Keep in mind that these static ProDataSets
and their temp-tables must have distinct names because they are
top-level, unqualified objects that share the same name space within
the procedure. Data-Relations and Relation-Fields can have the same
names in both ProDataSets because they are implicitly qualified within
their definitions by the ProDataSet name, just as the temp-table
fields are implicitly qualified by the temp-table name. Any reference
to the fields within the procedure needs to explicitly qualify the
names so that the AVM knows which one you are referring to. A relation
can be accessed by name through its parent ProDataSet, as in DATASET DataSet1:GET-RELATION("Relation1") or
in DATASET DataSet2:GET-RELATION("Relation1").

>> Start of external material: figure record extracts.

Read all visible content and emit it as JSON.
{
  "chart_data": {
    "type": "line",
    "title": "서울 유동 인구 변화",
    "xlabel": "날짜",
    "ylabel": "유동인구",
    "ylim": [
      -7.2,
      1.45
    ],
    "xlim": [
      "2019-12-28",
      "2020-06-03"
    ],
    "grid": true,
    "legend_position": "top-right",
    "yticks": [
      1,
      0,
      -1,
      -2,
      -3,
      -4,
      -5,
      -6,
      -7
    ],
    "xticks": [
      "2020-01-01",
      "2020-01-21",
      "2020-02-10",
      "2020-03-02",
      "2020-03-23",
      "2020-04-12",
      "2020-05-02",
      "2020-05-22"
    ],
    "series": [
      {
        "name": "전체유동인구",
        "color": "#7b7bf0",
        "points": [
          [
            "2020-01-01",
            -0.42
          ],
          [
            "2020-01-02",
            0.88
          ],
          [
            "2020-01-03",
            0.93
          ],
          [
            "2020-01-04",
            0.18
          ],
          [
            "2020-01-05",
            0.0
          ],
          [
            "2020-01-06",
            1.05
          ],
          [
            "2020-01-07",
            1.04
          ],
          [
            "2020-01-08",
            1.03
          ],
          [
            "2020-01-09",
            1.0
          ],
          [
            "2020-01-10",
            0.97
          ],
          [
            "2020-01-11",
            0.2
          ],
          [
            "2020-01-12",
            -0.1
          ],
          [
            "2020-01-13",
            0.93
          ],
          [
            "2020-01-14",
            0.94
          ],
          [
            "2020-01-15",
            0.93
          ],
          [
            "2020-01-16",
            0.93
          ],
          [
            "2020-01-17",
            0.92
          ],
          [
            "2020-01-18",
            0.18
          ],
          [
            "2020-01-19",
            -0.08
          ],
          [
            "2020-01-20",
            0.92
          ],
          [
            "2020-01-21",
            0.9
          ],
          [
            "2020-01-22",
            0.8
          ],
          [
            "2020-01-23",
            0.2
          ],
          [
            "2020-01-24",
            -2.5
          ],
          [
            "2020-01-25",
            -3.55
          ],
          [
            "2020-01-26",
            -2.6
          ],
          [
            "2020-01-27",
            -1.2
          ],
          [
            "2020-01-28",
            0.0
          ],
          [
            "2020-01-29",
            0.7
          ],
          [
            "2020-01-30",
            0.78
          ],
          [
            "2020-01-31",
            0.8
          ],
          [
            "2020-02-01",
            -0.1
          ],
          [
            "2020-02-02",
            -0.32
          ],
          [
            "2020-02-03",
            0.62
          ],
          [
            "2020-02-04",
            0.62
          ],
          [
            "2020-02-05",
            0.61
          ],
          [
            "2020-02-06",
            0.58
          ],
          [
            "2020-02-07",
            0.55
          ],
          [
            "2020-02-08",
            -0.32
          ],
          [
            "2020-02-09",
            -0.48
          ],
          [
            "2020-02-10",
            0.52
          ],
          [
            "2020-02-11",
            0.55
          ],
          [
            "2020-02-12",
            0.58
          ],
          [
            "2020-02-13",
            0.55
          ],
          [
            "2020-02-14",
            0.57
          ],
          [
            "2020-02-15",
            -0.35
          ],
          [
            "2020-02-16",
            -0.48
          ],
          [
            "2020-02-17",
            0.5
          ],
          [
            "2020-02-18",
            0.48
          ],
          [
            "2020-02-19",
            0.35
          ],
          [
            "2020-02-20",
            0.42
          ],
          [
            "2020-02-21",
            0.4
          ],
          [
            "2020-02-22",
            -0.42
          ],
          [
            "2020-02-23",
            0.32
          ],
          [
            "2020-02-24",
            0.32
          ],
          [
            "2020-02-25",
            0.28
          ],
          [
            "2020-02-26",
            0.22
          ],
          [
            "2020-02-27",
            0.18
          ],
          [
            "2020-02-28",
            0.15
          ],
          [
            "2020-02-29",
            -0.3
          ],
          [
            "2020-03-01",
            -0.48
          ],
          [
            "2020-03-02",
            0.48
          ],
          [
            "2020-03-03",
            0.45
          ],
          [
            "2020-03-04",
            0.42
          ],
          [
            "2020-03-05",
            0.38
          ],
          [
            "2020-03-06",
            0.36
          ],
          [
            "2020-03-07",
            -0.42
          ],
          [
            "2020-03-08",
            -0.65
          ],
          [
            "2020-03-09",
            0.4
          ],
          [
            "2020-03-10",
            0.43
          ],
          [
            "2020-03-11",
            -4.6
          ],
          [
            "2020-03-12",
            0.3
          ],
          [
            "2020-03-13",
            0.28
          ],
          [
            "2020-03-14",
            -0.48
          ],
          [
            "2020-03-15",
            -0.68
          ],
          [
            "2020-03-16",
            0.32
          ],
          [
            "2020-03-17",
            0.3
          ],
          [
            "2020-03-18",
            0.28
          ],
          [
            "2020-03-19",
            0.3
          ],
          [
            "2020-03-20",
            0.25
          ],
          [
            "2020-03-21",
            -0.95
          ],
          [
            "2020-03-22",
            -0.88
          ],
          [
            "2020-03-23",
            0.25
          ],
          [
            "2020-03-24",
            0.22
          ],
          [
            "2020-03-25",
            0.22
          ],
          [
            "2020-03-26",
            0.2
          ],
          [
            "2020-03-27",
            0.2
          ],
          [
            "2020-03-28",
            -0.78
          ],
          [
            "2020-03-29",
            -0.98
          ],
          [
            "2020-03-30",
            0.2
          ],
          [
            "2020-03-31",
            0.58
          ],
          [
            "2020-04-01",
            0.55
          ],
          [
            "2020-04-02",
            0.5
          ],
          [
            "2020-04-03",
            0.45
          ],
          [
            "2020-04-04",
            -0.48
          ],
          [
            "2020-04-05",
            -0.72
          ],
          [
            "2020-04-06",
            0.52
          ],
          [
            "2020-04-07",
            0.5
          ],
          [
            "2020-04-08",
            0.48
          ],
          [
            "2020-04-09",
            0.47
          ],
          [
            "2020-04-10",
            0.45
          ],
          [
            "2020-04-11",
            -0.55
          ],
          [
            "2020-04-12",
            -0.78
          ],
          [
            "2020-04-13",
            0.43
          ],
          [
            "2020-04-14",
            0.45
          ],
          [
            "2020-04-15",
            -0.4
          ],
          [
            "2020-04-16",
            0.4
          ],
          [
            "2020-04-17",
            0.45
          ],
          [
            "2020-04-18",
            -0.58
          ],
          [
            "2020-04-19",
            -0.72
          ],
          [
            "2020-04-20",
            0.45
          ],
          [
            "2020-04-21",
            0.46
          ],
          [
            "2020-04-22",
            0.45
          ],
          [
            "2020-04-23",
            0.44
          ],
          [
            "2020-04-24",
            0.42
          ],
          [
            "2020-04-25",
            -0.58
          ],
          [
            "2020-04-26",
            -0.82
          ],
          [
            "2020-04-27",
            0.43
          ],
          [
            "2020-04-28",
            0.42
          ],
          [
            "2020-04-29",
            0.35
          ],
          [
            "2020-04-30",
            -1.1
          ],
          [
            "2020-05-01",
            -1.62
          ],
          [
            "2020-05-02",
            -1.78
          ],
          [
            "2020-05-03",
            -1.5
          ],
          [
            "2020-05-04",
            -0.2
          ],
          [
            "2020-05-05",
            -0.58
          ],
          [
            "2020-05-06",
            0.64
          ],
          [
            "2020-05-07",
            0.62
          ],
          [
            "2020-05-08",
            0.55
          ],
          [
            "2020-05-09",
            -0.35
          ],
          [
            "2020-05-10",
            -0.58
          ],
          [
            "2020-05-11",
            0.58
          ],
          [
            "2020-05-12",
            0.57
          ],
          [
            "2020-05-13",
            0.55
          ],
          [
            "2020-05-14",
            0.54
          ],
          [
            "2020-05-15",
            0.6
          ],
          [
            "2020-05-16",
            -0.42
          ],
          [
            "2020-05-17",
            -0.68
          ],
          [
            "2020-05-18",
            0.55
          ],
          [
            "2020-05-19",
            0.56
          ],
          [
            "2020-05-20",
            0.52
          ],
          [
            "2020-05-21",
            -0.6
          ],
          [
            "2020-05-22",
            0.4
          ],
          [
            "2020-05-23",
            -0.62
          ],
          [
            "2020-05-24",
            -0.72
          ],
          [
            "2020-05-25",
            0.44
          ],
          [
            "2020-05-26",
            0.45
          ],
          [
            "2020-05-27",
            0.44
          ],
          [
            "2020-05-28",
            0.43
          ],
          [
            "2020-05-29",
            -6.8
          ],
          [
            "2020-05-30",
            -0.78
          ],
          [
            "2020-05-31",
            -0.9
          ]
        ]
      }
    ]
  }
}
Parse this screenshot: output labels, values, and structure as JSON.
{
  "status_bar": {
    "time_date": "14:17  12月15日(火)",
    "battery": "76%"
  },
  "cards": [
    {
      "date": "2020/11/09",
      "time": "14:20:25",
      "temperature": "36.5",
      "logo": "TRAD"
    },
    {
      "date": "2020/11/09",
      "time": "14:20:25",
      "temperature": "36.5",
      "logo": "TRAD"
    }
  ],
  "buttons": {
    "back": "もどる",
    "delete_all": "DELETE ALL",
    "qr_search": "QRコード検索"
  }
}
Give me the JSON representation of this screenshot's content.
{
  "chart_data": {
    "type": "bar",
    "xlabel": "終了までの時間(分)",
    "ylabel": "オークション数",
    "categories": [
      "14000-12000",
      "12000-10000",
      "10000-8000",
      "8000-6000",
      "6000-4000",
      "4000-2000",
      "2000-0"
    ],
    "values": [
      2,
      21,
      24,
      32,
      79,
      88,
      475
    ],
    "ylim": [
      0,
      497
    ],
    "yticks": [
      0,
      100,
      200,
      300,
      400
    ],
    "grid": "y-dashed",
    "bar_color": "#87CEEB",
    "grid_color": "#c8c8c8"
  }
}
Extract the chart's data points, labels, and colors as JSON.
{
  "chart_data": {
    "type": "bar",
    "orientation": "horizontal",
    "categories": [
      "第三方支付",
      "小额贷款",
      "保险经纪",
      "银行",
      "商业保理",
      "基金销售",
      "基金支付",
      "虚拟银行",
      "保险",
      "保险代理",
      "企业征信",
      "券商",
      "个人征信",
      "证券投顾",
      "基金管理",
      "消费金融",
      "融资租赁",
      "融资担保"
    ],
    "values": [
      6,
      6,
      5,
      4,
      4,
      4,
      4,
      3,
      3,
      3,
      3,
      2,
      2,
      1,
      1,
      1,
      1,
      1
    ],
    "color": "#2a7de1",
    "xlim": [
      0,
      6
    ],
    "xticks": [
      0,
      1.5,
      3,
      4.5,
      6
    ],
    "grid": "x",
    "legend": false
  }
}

Alternatively, you can use a persistent procedure that defines a ProDataSet as a kind of factory for multiple instances of that ProDataSet. Each running instance of the procedure has its own ProDataSet, scoped to that procedure, each with its own data.
You typically use
the CREATE-LIKE method to create a second ProDataSet
for holding just the changes that have been made so that you can
pass them to another procedure or another session for processing. This
topic is discussed in later chapters along with the operation of
before-tables where the original field values for changed rows are
held. For now, note that if the original ProDataSet has defined
before-tables, the CREATE-LIKE method creates a
before-table for the tables in the new ProDataSet as well.
For
cases where you want to copy the data in one ProDataSet to another ProDataSet,
you can use the COPY-DATASET method, which is described
in COPY-DATASET and COPY-TEMP-TABLE methods. COPY-DATASET also
lets you copy the ProDataSet structure and definition as well, if
the target is a dynamic ProDataSet handle with no structure. In
this way, it lets you combine what the CREATE-LIKE method
does with copying data in the same operation.